Danach rief der Gerichtsmediziner Timothy Riley in den Zeugenstand, was den Gerichtsdiener veranlaßte, eilig an dessen Tisch zu treten und ihm leise etwas zuzuflüstern. Stirnrunzelnd nickte der Gerichtsmediziner, blätterte in seinen Unterlagen und rief Mr. Craigie auf.
Inzwischen stand die Luft im Raum. Gesichter waren schweißbedeckt, Hemden und Kleider dunkelgefleckt. Die Blätter des alten Deckenventilators wälzten knarzend heiße Luft um. Mehrere große Schmeißfliegen knallten gegen die Fenster. Der Mann, der nun vortrat, um seine Aussage zu machen, wirkte nicht erhitzt. Er trug einen blassen Seidenanzug. Sein Haar war schlohweiß (keine Spur grau oder gelb), wurde von einem Gummiband zusammengehalten und fiel als Roßschwanz auf den Rücken. Mrs. Budstrode äußerte nicht gerade leise die Meinung, daß weißes Haar sehr trügerisch sein konnte. Die Augen des Mannes waren in der Tat nicht rheumatisch, sondern von einem leuchtenden klaren Blau. Seine klare, blasse Haut wies fast keine Falten auf. Kaum hatte er zu sprechen begonnen, stieg das Maß der Aufmerksamkeit im Gerichtsraum. Seine sanfte Stimme hatte eine eigenartige, nahezu enthüllende Qualität, als würde er jeden Augenblick die großartigsten Neuigkeiten an jene weitergeben, die Ohren zum Hören hatten. Alle Anwesenden beugten sich vor, um ja keine Silbe zu verpassen. Man hätte meinen können, sie befürchteten, etwas Wertvolles zu verpassen.
Fatalerweise hatte er kaum Neues zu erzählen. Er schloß sich dem vorangegangenen Zeugen in seiner Meinung an, daß der Verstorbene sich wie gewöhnlich verhalten hätte - guter Dinge und positiv sei er am Morgen seines Todes gewesen. Er fügte noch hinzu, daß Mr. Carter ein Gründungsmitglied der Gemeinschaft gewesen sei, ein Mensch, den jeder gemocht hatte und der nun schmerzlich vermißt würde. Dann traten nacheinander die anderen Wohngemeinschaftsmitglieder hervor, bestätigten die eigene Abwesenheit und die der anderen, ehe der Gerichtsmediziner sich daranmachte, die Ergebnisse zusammenzufassen.
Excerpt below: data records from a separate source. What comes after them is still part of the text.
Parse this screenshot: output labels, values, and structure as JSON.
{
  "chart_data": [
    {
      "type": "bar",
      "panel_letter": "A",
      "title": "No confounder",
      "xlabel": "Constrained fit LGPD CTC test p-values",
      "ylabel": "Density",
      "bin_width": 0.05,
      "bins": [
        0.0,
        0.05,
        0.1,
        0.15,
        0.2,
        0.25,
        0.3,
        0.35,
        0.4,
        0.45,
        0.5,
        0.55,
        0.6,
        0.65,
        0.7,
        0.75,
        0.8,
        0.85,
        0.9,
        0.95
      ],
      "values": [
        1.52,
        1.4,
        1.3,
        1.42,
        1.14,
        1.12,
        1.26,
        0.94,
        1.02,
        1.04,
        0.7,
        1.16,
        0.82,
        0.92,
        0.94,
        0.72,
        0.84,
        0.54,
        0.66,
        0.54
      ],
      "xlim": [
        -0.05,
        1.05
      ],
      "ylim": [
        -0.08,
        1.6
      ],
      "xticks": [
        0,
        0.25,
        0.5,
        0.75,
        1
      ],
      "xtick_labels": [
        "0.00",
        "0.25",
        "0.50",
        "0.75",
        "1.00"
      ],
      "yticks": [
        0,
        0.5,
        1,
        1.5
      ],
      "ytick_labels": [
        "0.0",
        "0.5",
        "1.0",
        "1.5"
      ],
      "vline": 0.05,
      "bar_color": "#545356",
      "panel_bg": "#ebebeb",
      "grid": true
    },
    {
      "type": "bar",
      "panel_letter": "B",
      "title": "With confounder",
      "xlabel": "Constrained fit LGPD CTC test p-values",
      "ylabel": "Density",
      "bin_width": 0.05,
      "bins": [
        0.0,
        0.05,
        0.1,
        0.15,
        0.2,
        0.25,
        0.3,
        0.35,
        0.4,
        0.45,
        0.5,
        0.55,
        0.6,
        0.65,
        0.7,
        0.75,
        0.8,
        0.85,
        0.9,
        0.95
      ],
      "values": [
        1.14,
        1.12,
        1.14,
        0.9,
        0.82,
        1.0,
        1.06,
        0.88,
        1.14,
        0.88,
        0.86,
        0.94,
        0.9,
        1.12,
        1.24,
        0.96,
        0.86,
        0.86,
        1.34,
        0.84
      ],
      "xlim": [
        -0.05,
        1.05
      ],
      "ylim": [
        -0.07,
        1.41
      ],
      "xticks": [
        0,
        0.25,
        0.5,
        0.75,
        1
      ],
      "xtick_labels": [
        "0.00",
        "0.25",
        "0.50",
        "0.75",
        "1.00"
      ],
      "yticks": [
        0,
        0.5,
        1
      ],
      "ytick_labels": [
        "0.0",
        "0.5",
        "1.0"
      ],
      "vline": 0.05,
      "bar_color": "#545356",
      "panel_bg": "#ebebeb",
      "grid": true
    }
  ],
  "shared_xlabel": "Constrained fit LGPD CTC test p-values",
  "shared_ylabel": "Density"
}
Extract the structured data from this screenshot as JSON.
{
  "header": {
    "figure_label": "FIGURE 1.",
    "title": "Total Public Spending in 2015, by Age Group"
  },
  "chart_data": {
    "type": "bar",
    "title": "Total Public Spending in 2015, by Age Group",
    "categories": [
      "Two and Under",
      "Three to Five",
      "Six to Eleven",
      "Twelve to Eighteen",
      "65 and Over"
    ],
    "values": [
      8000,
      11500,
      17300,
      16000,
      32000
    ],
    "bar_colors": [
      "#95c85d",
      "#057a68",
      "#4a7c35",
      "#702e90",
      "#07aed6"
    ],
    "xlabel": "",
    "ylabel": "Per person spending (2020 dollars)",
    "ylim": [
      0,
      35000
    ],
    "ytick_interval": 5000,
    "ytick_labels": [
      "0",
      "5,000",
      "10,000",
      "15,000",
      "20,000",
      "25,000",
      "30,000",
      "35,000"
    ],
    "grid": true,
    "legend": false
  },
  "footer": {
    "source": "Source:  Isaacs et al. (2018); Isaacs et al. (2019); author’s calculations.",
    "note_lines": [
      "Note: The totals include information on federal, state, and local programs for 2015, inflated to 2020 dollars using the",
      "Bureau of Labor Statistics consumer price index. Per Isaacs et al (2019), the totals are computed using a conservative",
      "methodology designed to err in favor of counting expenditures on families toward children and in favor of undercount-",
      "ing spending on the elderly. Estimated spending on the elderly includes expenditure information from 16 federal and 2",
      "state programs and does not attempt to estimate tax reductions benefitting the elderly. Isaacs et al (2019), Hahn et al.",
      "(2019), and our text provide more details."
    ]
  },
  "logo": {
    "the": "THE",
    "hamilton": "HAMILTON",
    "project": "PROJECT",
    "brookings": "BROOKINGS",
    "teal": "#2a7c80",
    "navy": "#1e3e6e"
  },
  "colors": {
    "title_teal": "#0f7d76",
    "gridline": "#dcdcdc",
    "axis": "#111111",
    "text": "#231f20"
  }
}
Die Jury, inzwischen eine dahinschmelzende Masse auf einer langen, harten Bank, bemühte sich, unbeteiligt, intelligent und einigermaßen wach zu erscheinen. Man sagte ihnen, in diesem Fall gebe es offenbar keinen Grund zur Annahme, daß der Tod kein Unfall gewesen sei. Alle Bewohner von Manor House hatten sich zum Zeitpunkt von Mr. Carters unglücklichem Tod erwiesenermaßen anderen Ortes aufgehalten. Der abgewetzte Läufer auf dem oberen Treppenabsatz in Kombination mit der kleinen Menge Alkohol, von einer Person auf leeren Magen konsumiert, die allem Anschein nach derlei Getränke nicht gewöhnt war, hatte zu dem tödlichen Sturz geführt. Der Gerichtsmediziner stellte heraus, wie sinnvoll die Verwendung eines Rutschschutzes war, daß Teppichläufer auf blankgescheuerten Bodendielen nichts zu suchen hatten und sprach den Freunden des Toten sein Mitgefühl aus. Am Ende wurde »Tod durch Unfall« verkündet.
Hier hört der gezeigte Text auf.